I have a DataFrame df:
df = DataFrame(a = repeat([1, 2, 3, 4], outer=[2]),
b = repeat([2, 1], outer=[4]),
c = 1:8);
I want to apply the following operation:
operator=(:a => sum, :b => maximum)
to get the following result:
df_summary = DataFrame(a=sum(df.a), b=maximum(df.b))
My question: How can I apply the operator in a generic way to get the correct result? I cannot use the function “by”, because it fails when the group_by clause is empty.
nilshg
October 7, 2019, 3:13pm
2
I’m not sure I understand - you want to group reduce but the whole DataFrame is in the same group? Could you do
df = DataFrame(a = repeat([1, 2, 3, 4], outer=[2]),
b = repeat([2, 1], outer=[4]),
c = 1:8, d = 1)
by(df, :d, a_sum = :a => sum, b_max = :b => maximum)
This doesn’t work:
julia> by(df, :d, a_sum = :a => sum, b_max = :b => maximum)
ERROR: ArgumentError: column name :d not found in the data frame; existing most similar names are: :a, :b and :c
Stacktrace:
nilshg
October 7, 2019, 3:17pm
4
Sorry I should have been clearer in my post - I added d = 1
to the call to the constructor of df
, so you’d have to copy/paste my whole example!
Ok, this works, but it is not so nice.
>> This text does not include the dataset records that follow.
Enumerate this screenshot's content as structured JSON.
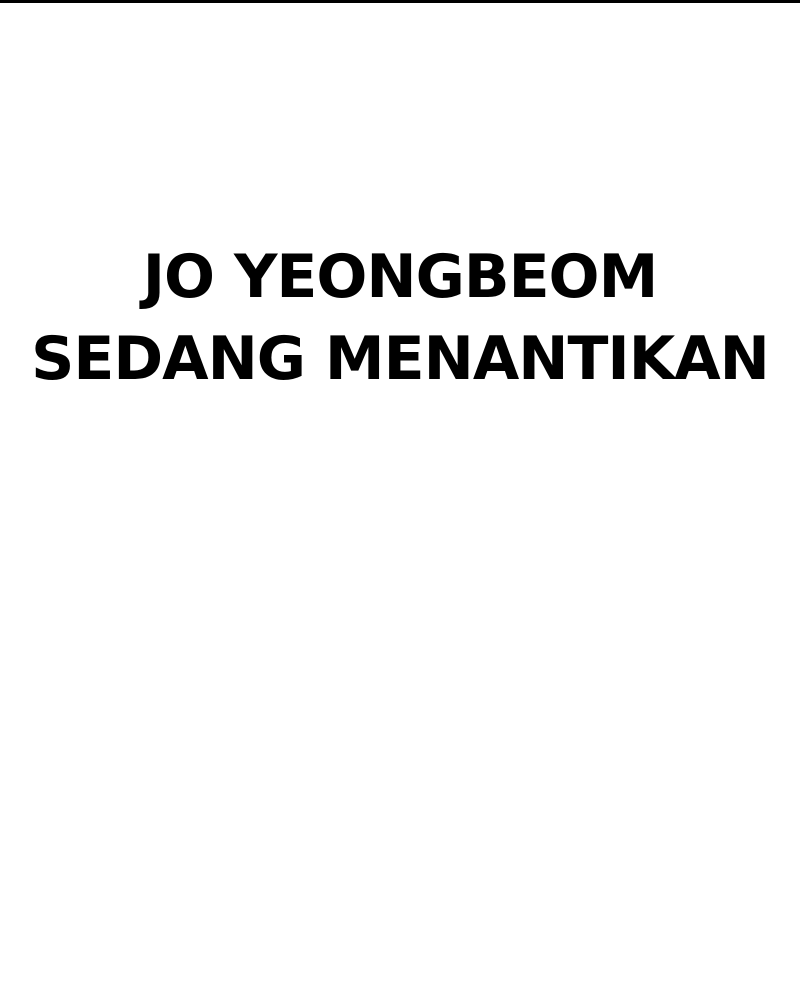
{
  "caption": {
    "line_1": "JO YEONGBEOM",
    "line_2": "SEDANG MENANTIKAN"
  },
  "colors": {
    "background": "#ffffff",
    "text": "#000000",
    "top_border": "#000000"
  }
}
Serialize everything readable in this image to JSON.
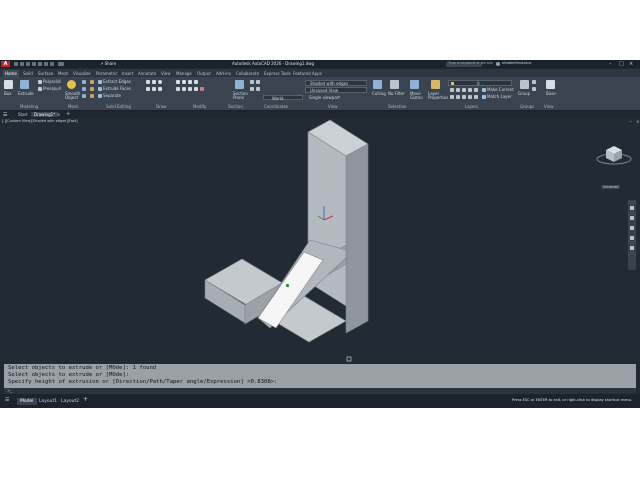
{
  "app": {
    "title": "Autodesk AutoCAD 2026 - Drawing1.dwg",
    "share_label": "Share",
    "search_placeholder": "Type a keyword or phrase",
    "user": "elizabethnolasco",
    "logo_letter": "A"
  },
  "ribbon": {
    "tabs": [
      "Home",
      "Solid",
      "Surface",
      "Mesh",
      "Visualize",
      "Parametric",
      "Insert",
      "Annotate",
      "View",
      "Manage",
      "Output",
      "Add-ins",
      "Collaborate",
      "Express Tools",
      "Featured Apps"
    ],
    "active_tab": "Home",
    "panels": [
      "Modeling",
      "Mesh",
      "Solid Editing",
      "Draw",
      "Modify",
      "Section",
      "Coordinates",
      "View",
      "Selection",
      "Layers",
      "Groups",
      "View"
    ],
    "buttons": {
      "box": "Box",
      "extrude": "Extrude",
      "polysolid": "Polysolid",
      "presspull": "Presspull",
      "smooth_object": "Smooth\nObject",
      "extract_edges": "Extract Edges",
      "extrude_faces": "Extrude Faces",
      "separate": "Separate",
      "section_plane": "Section\nPlane",
      "visual_style": "Shaded with edges",
      "unsaved_view": "Unsaved View",
      "world": "World",
      "single_viewport": "Single viewport",
      "culling": "Culling",
      "no_filter": "No Filter",
      "move_gizmo": "Move\nGizmo",
      "layer_properties": "Layer\nProperties",
      "layer_value": "0",
      "make_current": "Make Current",
      "match_layer": "Match Layer",
      "group": "Group",
      "base": "Base"
    }
  },
  "documents": {
    "tabs": [
      "Start",
      "Drawing1*"
    ],
    "active": "Drawing1*",
    "add_label": "+"
  },
  "viewport": {
    "label": "[-][Custom View][Shaded with edges][Fast]",
    "viewcube_label": "Unnamed"
  },
  "command": {
    "history": [
      "Select objects to extrude or [MOde]: 1 found",
      "Select objects to extrude or [MOde]:",
      "Specify height of extrusion or [Direction/Path/Taper angle/Expression] <0.8308>:"
    ],
    "prompt_icon": ">_"
  },
  "status": {
    "layout_tabs": [
      "Model",
      "Layout1",
      "Layout2"
    ],
    "active_layout": "Model",
    "add_label": "+",
    "hint": "Press ESC or ENTER to exit, or right-click to display shortcut menu."
  },
  "colors": {
    "viewport_bg": "#222a33",
    "ribbon_bg": "#3a4350",
    "solid_face_light": "#bec3c8",
    "solid_face_mid": "#a7adb3",
    "solid_face_dark": "#8e959c",
    "highlight_face": "#f6f6f6",
    "command_bg": "#9aa0a6",
    "logo_red": "#c8202a"
  }
}
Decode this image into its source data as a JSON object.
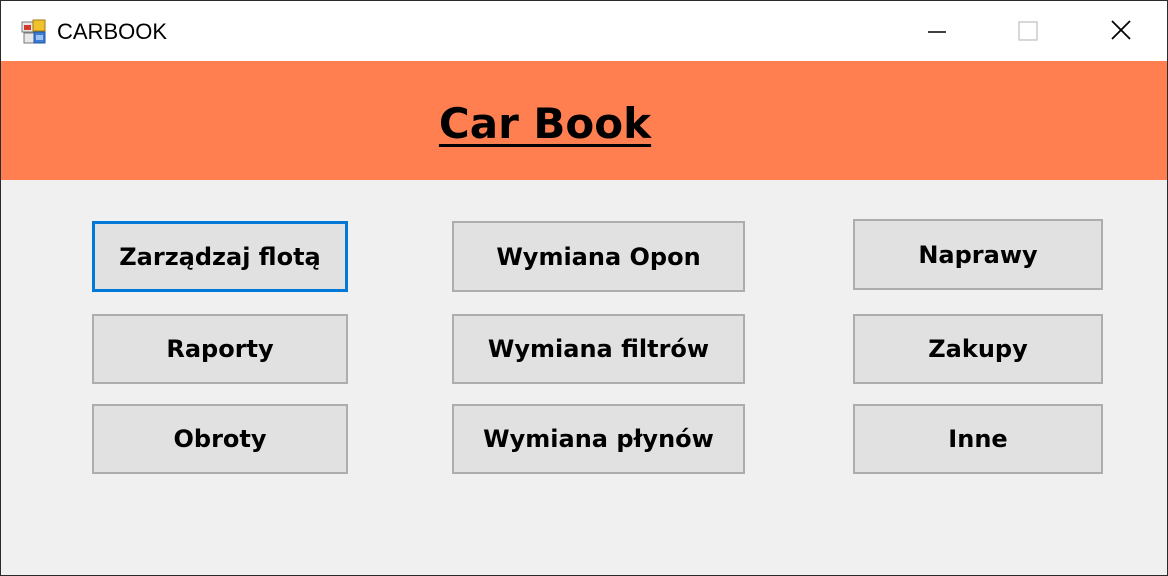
{
  "window": {
    "title": "CARBOOK",
    "app_icon": "windows-forms-app-icon",
    "controls": {
      "minimize_icon": "minimize-icon",
      "maximize_icon": "maximize-icon",
      "close_icon": "close-icon"
    }
  },
  "header": {
    "title": "Car Book",
    "background_color": "#ff7f50"
  },
  "buttons": {
    "manage_fleet": "Zarządzaj flotą",
    "tire_change": "Wymiana Opon",
    "repairs": "Naprawy",
    "reports": "Raporty",
    "filter_change": "Wymiana filtrów",
    "purchases": "Zakupy",
    "turnover": "Obroty",
    "fluid_change": "Wymiana płynów",
    "other": "Inne"
  },
  "colors": {
    "focus_border": "#0078d7",
    "button_face": "#e1e1e1",
    "form_background": "#f0f0f0"
  }
}
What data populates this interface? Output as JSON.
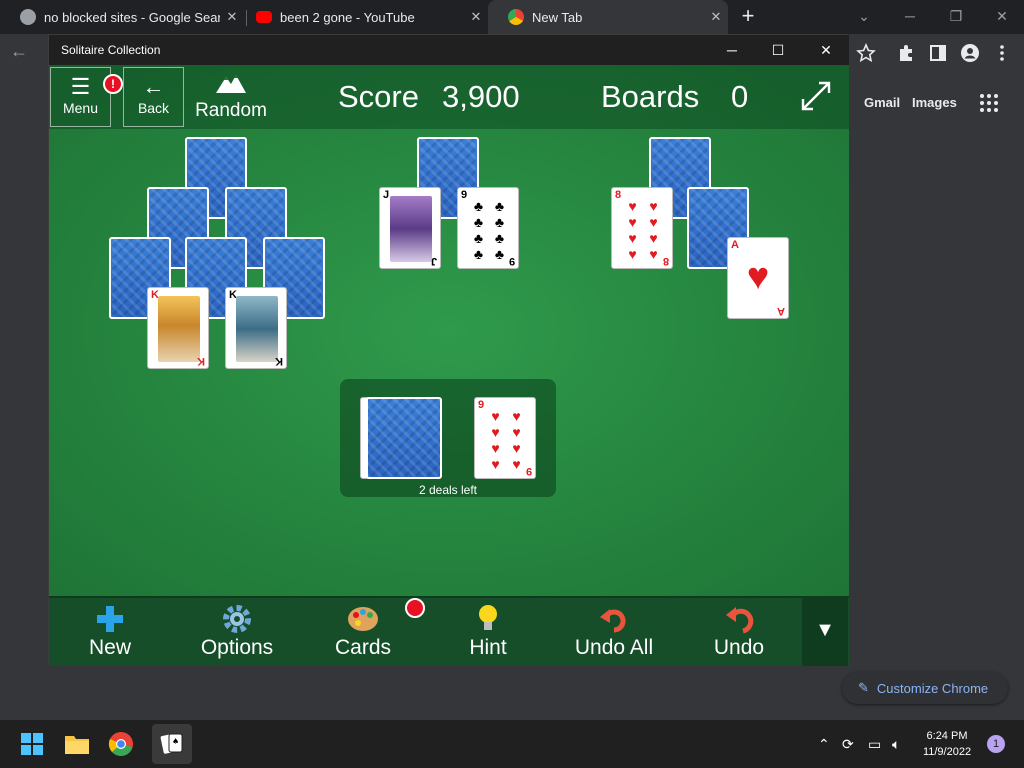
{
  "browser": {
    "tabs": [
      {
        "title": "no blocked sites - Google Search",
        "favicon": "globe-icon"
      },
      {
        "title": "been 2 gone - YouTube",
        "favicon": "youtube-icon"
      },
      {
        "title": "New Tab",
        "favicon": "chrome-icon",
        "active": true
      }
    ],
    "new_tab_label": "+",
    "links": {
      "gmail": "Gmail",
      "images": "Images"
    },
    "customize_label": "Customize Chrome"
  },
  "solitaire": {
    "window_title": "Solitaire Collection",
    "menu_label": "Menu",
    "menu_badge": "!",
    "back_label": "Back",
    "mode_label": "Random",
    "score_label": "Score",
    "score_value": "3,900",
    "boards_label": "Boards",
    "boards_value": "0",
    "deals_left": "2 deals left",
    "cards": {
      "pyr1_k1": "K",
      "pyr1_k2": "K",
      "pyr2_j": "J",
      "pyr2_9": "9",
      "pyr3_8": "8",
      "pyr3_a": "A",
      "waste_9": "9"
    },
    "commands": [
      {
        "label": "New",
        "icon": "plus-icon"
      },
      {
        "label": "Options",
        "icon": "gear-icon"
      },
      {
        "label": "Cards",
        "icon": "palette-icon"
      },
      {
        "label": "Hint",
        "icon": "lightbulb-icon"
      },
      {
        "label": "Undo All",
        "icon": "undo-all-icon"
      },
      {
        "label": "Undo",
        "icon": "undo-icon"
      }
    ]
  },
  "taskbar": {
    "time": "6:24 PM",
    "date": "11/9/2022",
    "notifications": "1"
  },
  "colors": {
    "felt": "#25853f",
    "accent_red": "#e81123",
    "chrome_link": "#8ab4f8"
  }
}
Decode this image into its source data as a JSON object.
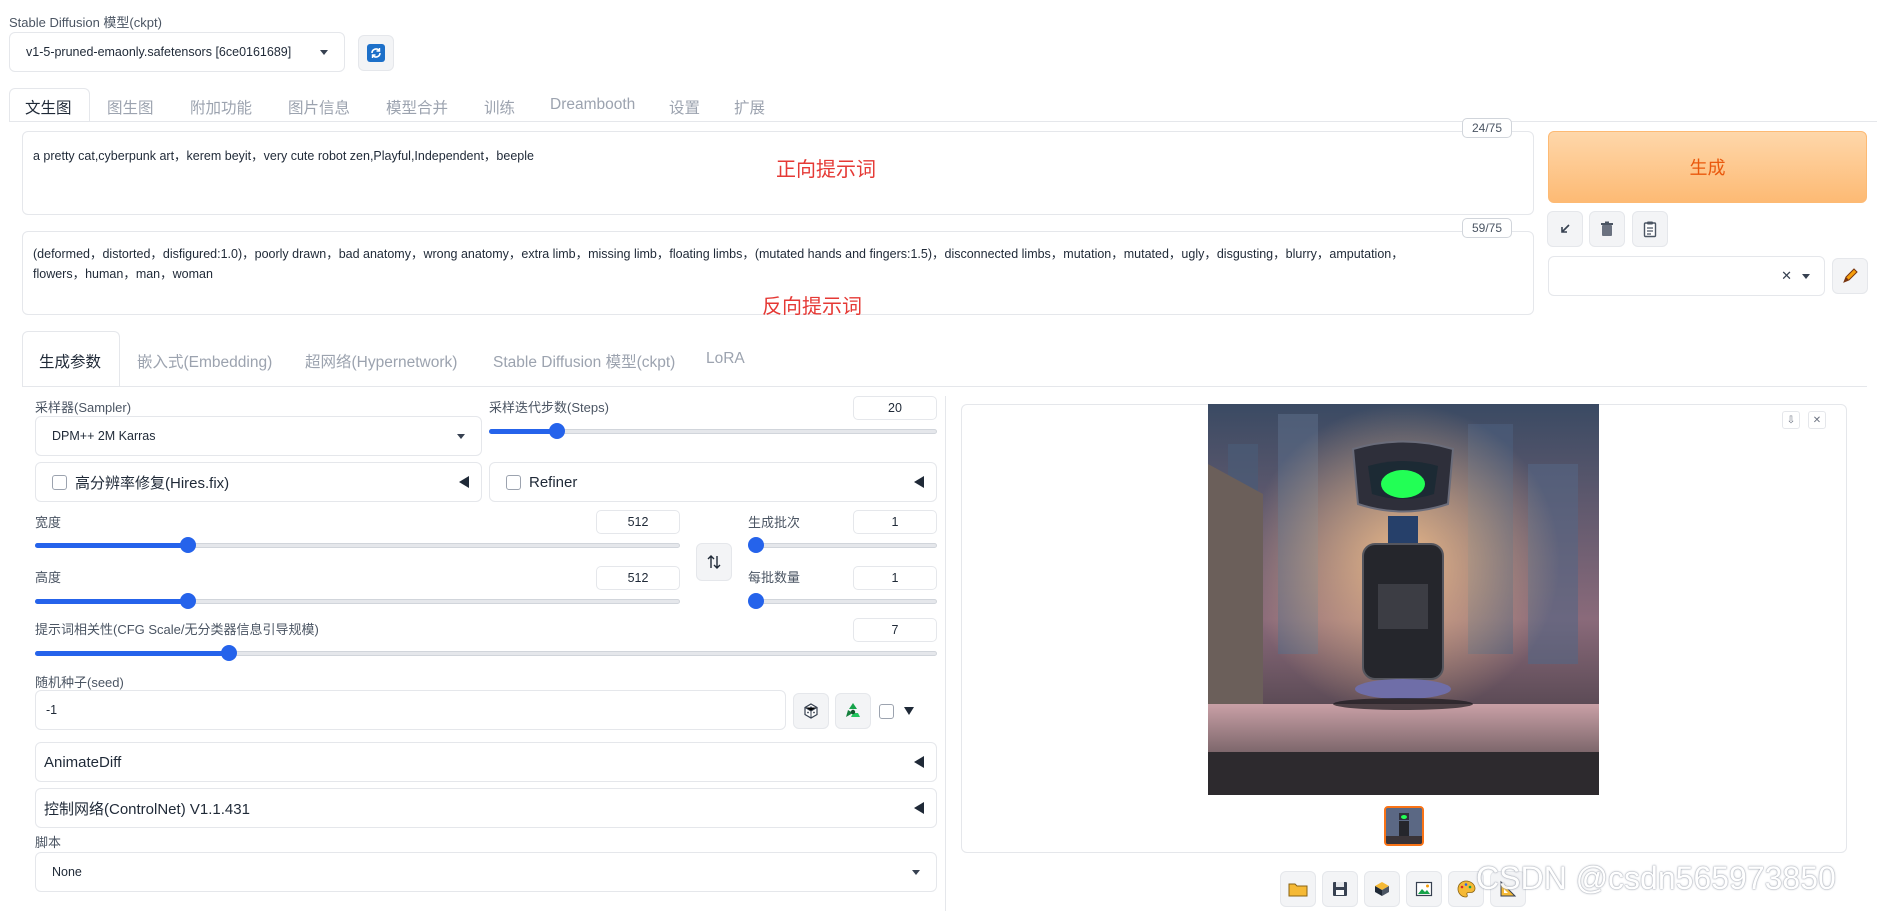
{
  "model": {
    "label": "Stable Diffusion 模型(ckpt)",
    "selected": "v1-5-pruned-emaonly.safetensors [6ce0161689]"
  },
  "main_tabs": [
    "文生图",
    "图生图",
    "附加功能",
    "图片信息",
    "模型合并",
    "训练",
    "Dreambooth",
    "设置",
    "扩展"
  ],
  "prompt": {
    "text": "a pretty cat,cyberpunk art，kerem beyit，very cute  robot zen,Playful,Independent，beeple",
    "counter": "24/75",
    "annotation": "正向提示词"
  },
  "negative_prompt": {
    "text": "(deformed，distorted，disfigured:1.0)，poorly drawn，bad anatomy，wrong anatomy，extra limb，missing limb，floating limbs，(mutated hands  and fingers:1.5)，disconnected limbs，mutation，mutated，ugly，disgusting，blurry，amputation，flowers，human，man，woman",
    "counter": "59/75",
    "annotation": "反向提示词"
  },
  "generate_label": "生成",
  "sub_tabs": [
    "生成参数",
    "嵌入式(Embedding)",
    "超网络(Hypernetwork)",
    "Stable Diffusion 模型(ckpt)",
    "LoRA"
  ],
  "sampler": {
    "label": "采样器(Sampler)",
    "value": "DPM++ 2M Karras"
  },
  "steps": {
    "label": "采样迭代步数(Steps)",
    "value": "20",
    "fraction": 0.14
  },
  "hires": {
    "label": "高分辨率修复(Hires.fix)"
  },
  "refiner": {
    "label": "Refiner"
  },
  "width": {
    "label": "宽度",
    "value": "512",
    "fraction": 0.23
  },
  "height": {
    "label": "高度",
    "value": "512",
    "fraction": 0.23
  },
  "batch_count": {
    "label": "生成批次",
    "value": "1",
    "fraction": 0.0
  },
  "batch_size": {
    "label": "每批数量",
    "value": "1",
    "fraction": 0.0
  },
  "cfg": {
    "label": "提示词相关性(CFG Scale/无分类器信息引导规模)",
    "value": "7",
    "fraction": 0.21
  },
  "seed": {
    "label": "随机种子(seed)",
    "value": "-1"
  },
  "animatediff": {
    "label": "AnimateDiff"
  },
  "controlnet": {
    "label": "控制网络(ControlNet) V1.1.431"
  },
  "script": {
    "label": "脚本",
    "value": "None"
  },
  "watermark": "CSDN @csdn565973850",
  "colors": {
    "accent": "#2563eb",
    "generate_bg": "#fdba74",
    "generate_text": "#ea580c",
    "annotation": "#e53935"
  }
}
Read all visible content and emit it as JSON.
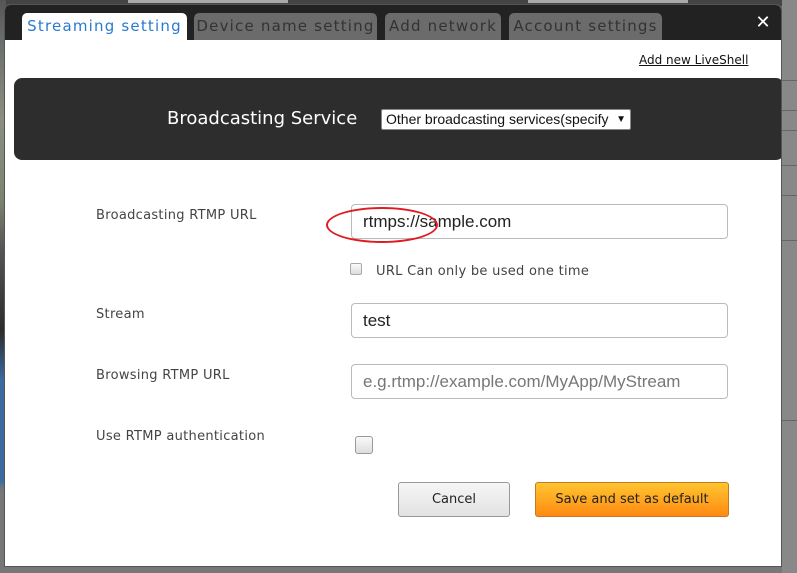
{
  "tabs": [
    {
      "label": "Streaming setting",
      "active": true
    },
    {
      "label": "Device name setting",
      "active": false
    },
    {
      "label": "Add network",
      "active": false
    },
    {
      "label": "Account settings",
      "active": false
    }
  ],
  "close_icon": "✕",
  "add_link": "Add new LiveShell",
  "service": {
    "label": "Broadcasting Service",
    "selected": "Other broadcasting services(specify",
    "arrow": "▼"
  },
  "fields": {
    "rtmp_url": {
      "label": "Broadcasting RTMP URL",
      "value": "rtmps://sample.com"
    },
    "one_time": {
      "label": "URL Can only be used one time",
      "checked": false
    },
    "stream": {
      "label": "Stream",
      "value": "test"
    },
    "browsing_url": {
      "label": "Browsing RTMP URL",
      "value": "",
      "placeholder": "e.g.rtmp://example.com/MyApp/MyStream"
    },
    "auth": {
      "label": "Use RTMP authentication",
      "checked": false
    }
  },
  "buttons": {
    "cancel": "Cancel",
    "save": "Save and set as default"
  },
  "colors": {
    "active_tab_text": "#2a7ad0",
    "save_button": "#ffa820",
    "annotation": "#e01b24"
  }
}
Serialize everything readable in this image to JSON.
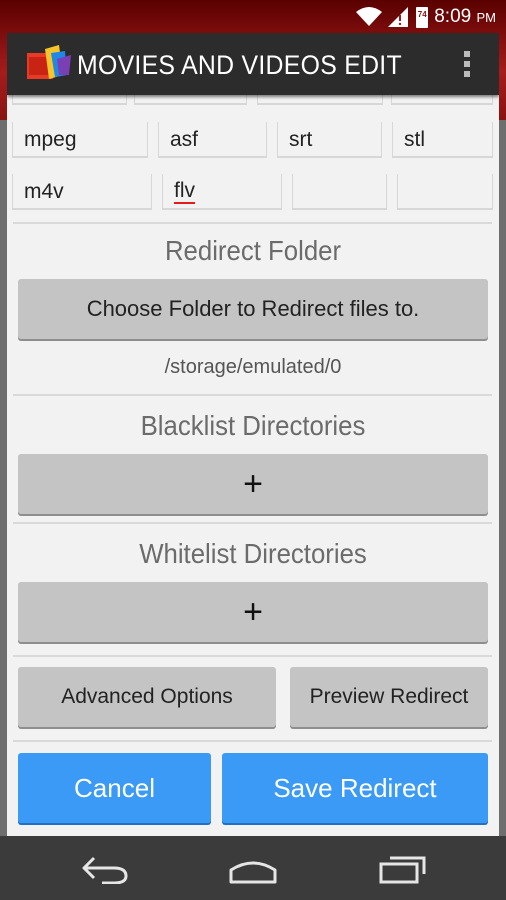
{
  "status_bar": {
    "time": "8:09",
    "ampm": "PM",
    "battery_level": "74"
  },
  "header": {
    "title": "MOVIES AND VIDEOS EDIT",
    "icons": [
      "app-logo-icon",
      "overflow-menu-icon"
    ]
  },
  "extensions": {
    "row1": [
      "mpeg",
      "asf",
      "srt",
      "stl"
    ],
    "row2": [
      "m4v",
      "flv",
      "",
      ""
    ]
  },
  "redirect_folder": {
    "title": "Redirect Folder",
    "button_label": "Choose Folder to Redirect files to.",
    "path": "/storage/emulated/0"
  },
  "blacklist": {
    "title": "Blacklist Directories",
    "add_label": "+"
  },
  "whitelist": {
    "title": "Whitelist Directories",
    "add_label": "+"
  },
  "options": {
    "advanced_label": "Advanced Options",
    "preview_label": "Preview Redirect"
  },
  "actions": {
    "cancel_label": "Cancel",
    "save_label": "Save Redirect"
  },
  "nav_bar": {
    "icons": [
      "back-icon",
      "home-icon",
      "recents-icon"
    ]
  },
  "colors": {
    "accent_blue": "#3a9af5",
    "action_bar": "#2c2c2c",
    "status_bar_red": "#a51c1c",
    "error_underline": "#e21c1c"
  }
}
Firstly I need to extend the ordinal DataFrame with a column, choose a column name where I am sure it does not yet exist, than execute “by” and finally remove the redundant column.
Might cost some time and memory if the original dataframe has a million rows.
Using now this code:
df = DataFrame(a = repeat([1, 2, 3, 4], outer=[2]),
b = repeat([2, 1], outer=[4]),
c = 1:8);
operator=(:a => sum, :b => maximum)
df_summary = DataFrame()
for pair in operator
df_summary[!, pair[1]] = [pair[2](df[!, pair[1]])]
end
Seams to work, didn’t benchmark it yet.
nilshg
October 7, 2019, 3:39pm
7
Yes something similar would have been my next suggestion - I wrote something quite similar albeit with slightly more complex column naming:
function dfreduce(df, f_pairs)
r = DataFrame(x = f_pairs[1][2](df[!, f_pairs[1][1]]))
names!(r, [Symbol(f_pairs[1][1], "_", f_pairs[1][2])])
if length(f_pairs) > 1
for e ∈ f_pairs[2:end]
r[!, Symbol(e[1], "_", e[2])] .= e[2](df[!, e[1]])
end
end
return r
end
function add_col_reduce(df, f_pairs)
df[!, :for_grouping] .= 1
by(df, :for_grouping, f_pairs)
end
using BenchmarkTools
@btime dfreduce(df, operator) # 10.499 μs (71 allocations: 5.06 KiB)
@btime add_col_reduce(df, operator) # 35.200 μs (183 allocations: 13.30 KiB)
Thank you!
I am nearly happy with my solution, but discussion with you helped!
Only readability should be improved.
Nevertheless I think the “by” function should handle the case of an empty group_by automatically. I might create an issue for that.